7 February 1878 - 15 November 1958 / New York City, New York

April In The Huasteca

Dark on the gold west,
Mexico hung inscrutable like a curtain of heavy velvet
Before a lighted shrine.
Black on the west
All Mexico stood up from the Gulf,
Colossal, perpendicular, superb;
Mexico secretly veined with metals,
Mexico preoccupied with volcanoes, palm forests,
Deserts, cities, jungles,
Plantations of coffee and maguey,
Unknown valleys, hills of iron,
Orchids.
I heard the river flash down the canyon between the rosewoods,
And the scream of parrots going to roost above the water.
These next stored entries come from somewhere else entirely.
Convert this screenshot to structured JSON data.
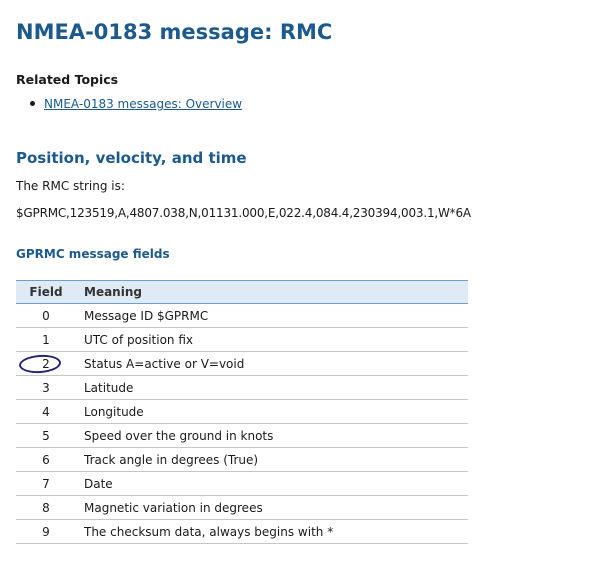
{
  "page": {
    "title": "NMEA-0183 message: RMC"
  },
  "related": {
    "heading": "Related Topics",
    "links": [
      {
        "label": "NMEA-0183 messages: Overview"
      }
    ]
  },
  "section": {
    "heading": "Position, velocity, and time",
    "intro": "The RMC string is:",
    "example": "$GPRMC,123519,A,4807.038,N,01131.000,E,022.4,084.4,230394,003.1,W*6A"
  },
  "fields_table": {
    "heading": "GPRMC message fields",
    "columns": [
      "Field",
      "Meaning"
    ],
    "rows": [
      {
        "field": "0",
        "meaning": "Message ID $GPRMC"
      },
      {
        "field": "1",
        "meaning": "UTC of position fix"
      },
      {
        "field": "2",
        "meaning": "Status A=active or V=void"
      },
      {
        "field": "3",
        "meaning": "Latitude"
      },
      {
        "field": "4",
        "meaning": "Longitude"
      },
      {
        "field": "5",
        "meaning": "Speed over the ground in knots"
      },
      {
        "field": "6",
        "meaning": "Track angle in degrees (True)"
      },
      {
        "field": "7",
        "meaning": "Date"
      },
      {
        "field": "8",
        "meaning": "Magnetic variation in degrees"
      },
      {
        "field": "9",
        "meaning": "The checksum data, always begins with *"
      }
    ]
  },
  "annotation": {
    "circled_field": "2",
    "color": "#23237a"
  },
  "colors": {
    "heading": "#1c5a8e",
    "table_header_bg": "#dfeaf5",
    "table_header_border": "#6b9fcf",
    "row_border": "#c6c6c6"
  }
}
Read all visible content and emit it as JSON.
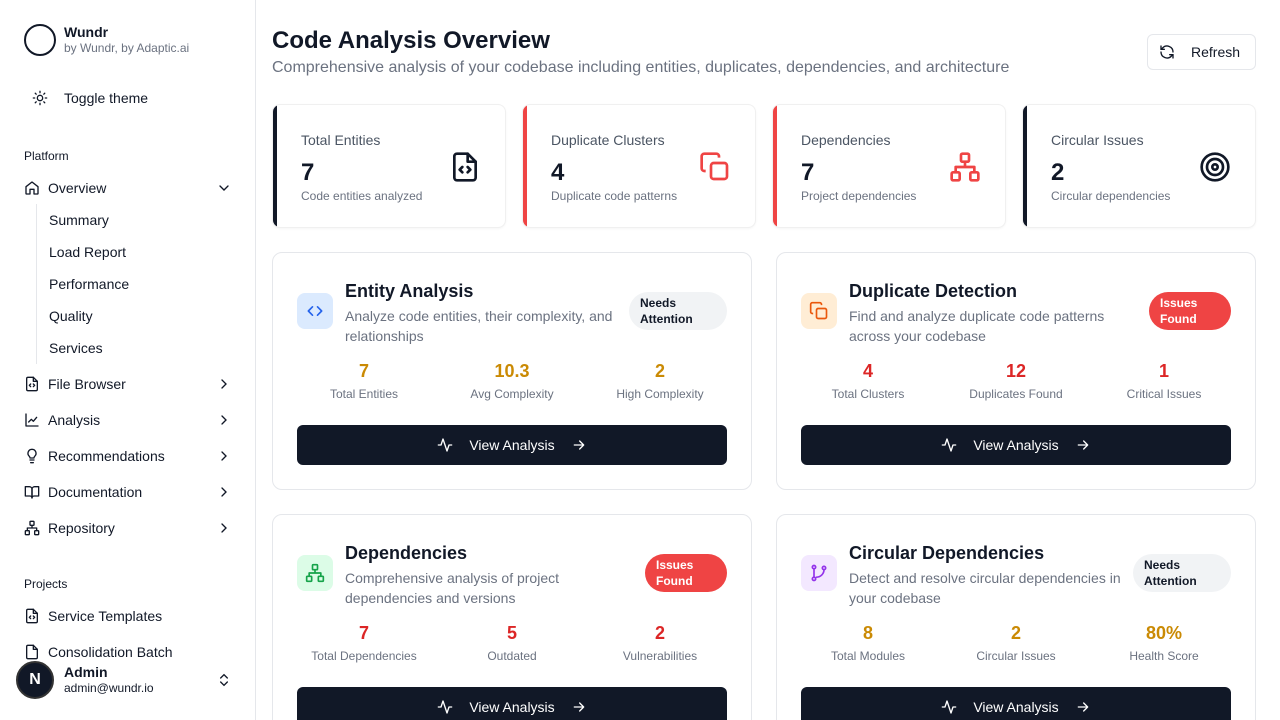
{
  "brand": {
    "name": "Wundr",
    "subtitle": "by Wundr, by Adaptic.ai"
  },
  "toggle_theme": "Toggle theme",
  "sidebar": {
    "platform_label": "Platform",
    "overview": "Overview",
    "overview_sub": [
      "Summary",
      "Load Report",
      "Performance",
      "Quality",
      "Services"
    ],
    "items": [
      {
        "label": "File Browser",
        "icon": "file-code-icon"
      },
      {
        "label": "Analysis",
        "icon": "chart-line-icon"
      },
      {
        "label": "Recommendations",
        "icon": "lightbulb-icon"
      },
      {
        "label": "Documentation",
        "icon": "book-open-icon"
      },
      {
        "label": "Repository",
        "icon": "git-network-icon"
      }
    ],
    "projects_label": "Projects",
    "projects": [
      {
        "label": "Service Templates",
        "icon": "file-code-icon"
      },
      {
        "label": "Consolidation Batch",
        "icon": "file-code-icon"
      }
    ]
  },
  "user": {
    "name": "Admin",
    "email": "admin@wundr.io",
    "initial": "N"
  },
  "page": {
    "title": "Code Analysis Overview",
    "subtitle": "Comprehensive analysis of your codebase including entities, duplicates, dependencies, and architecture",
    "refresh": "Refresh"
  },
  "stats": [
    {
      "label": "Total Entities",
      "value": "7",
      "desc": "Code entities analyzed",
      "accent": "#111827"
    },
    {
      "label": "Duplicate Clusters",
      "value": "4",
      "desc": "Duplicate code patterns",
      "accent": "#ef4444"
    },
    {
      "label": "Dependencies",
      "value": "7",
      "desc": "Project dependencies",
      "accent": "#ef4444"
    },
    {
      "label": "Circular Issues",
      "value": "2",
      "desc": "Circular dependencies",
      "accent": "#111827"
    }
  ],
  "panels": [
    {
      "title": "Entity Analysis",
      "desc": "Analyze code entities, their complexity, and relationships",
      "badge": "Needs Attention",
      "metrics": [
        {
          "value": "7",
          "label": "Total Entities"
        },
        {
          "value": "10.3",
          "label": "Avg Complexity"
        },
        {
          "value": "2",
          "label": "High Complexity"
        }
      ],
      "button": "View Analysis",
      "metric_color": "#ca8a04"
    },
    {
      "title": "Duplicate Detection",
      "desc": "Find and analyze duplicate code patterns across your codebase",
      "badge": "Issues Found",
      "metrics": [
        {
          "value": "4",
          "label": "Total Clusters"
        },
        {
          "value": "12",
          "label": "Duplicates Found"
        },
        {
          "value": "1",
          "label": "Critical Issues"
        }
      ],
      "button": "View Analysis",
      "metric_color": "#dc2626"
    },
    {
      "title": "Dependencies",
      "desc": "Comprehensive analysis of project dependencies and versions",
      "badge": "Issues Found",
      "metrics": [
        {
          "value": "7",
          "label": "Total Dependencies"
        },
        {
          "value": "5",
          "label": "Outdated"
        },
        {
          "value": "2",
          "label": "Vulnerabilities"
        }
      ],
      "button": "View Analysis",
      "metric_color": "#dc2626"
    },
    {
      "title": "Circular Dependencies",
      "desc": "Detect and resolve circular dependencies in your codebase",
      "badge": "Needs Attention",
      "metrics": [
        {
          "value": "8",
          "label": "Total Modules"
        },
        {
          "value": "2",
          "label": "Circular Issues"
        },
        {
          "value": "80%",
          "label": "Health Score"
        }
      ],
      "button": "View Analysis",
      "metric_color": "#ca8a04"
    }
  ]
}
Through the tracery of bamboo plumes against the afterglow,
I saw mystery flicker along the sky-line
And vanish over Yucatan.
Exotic the thought of northern trees,
Oaks, maples, beeches,
Elms still unfledged in the early April.
For April here was wild white lilac,
Jargon of mocking-birds,
Air that glittered with the voice of a river,
Heaped shell-pink of rosewood blooms,
Bamboo feathers etched on the sunset,
And below the sunset, hanging hills like a weighted curtain of velvet
Before the shrine of an indifferent god.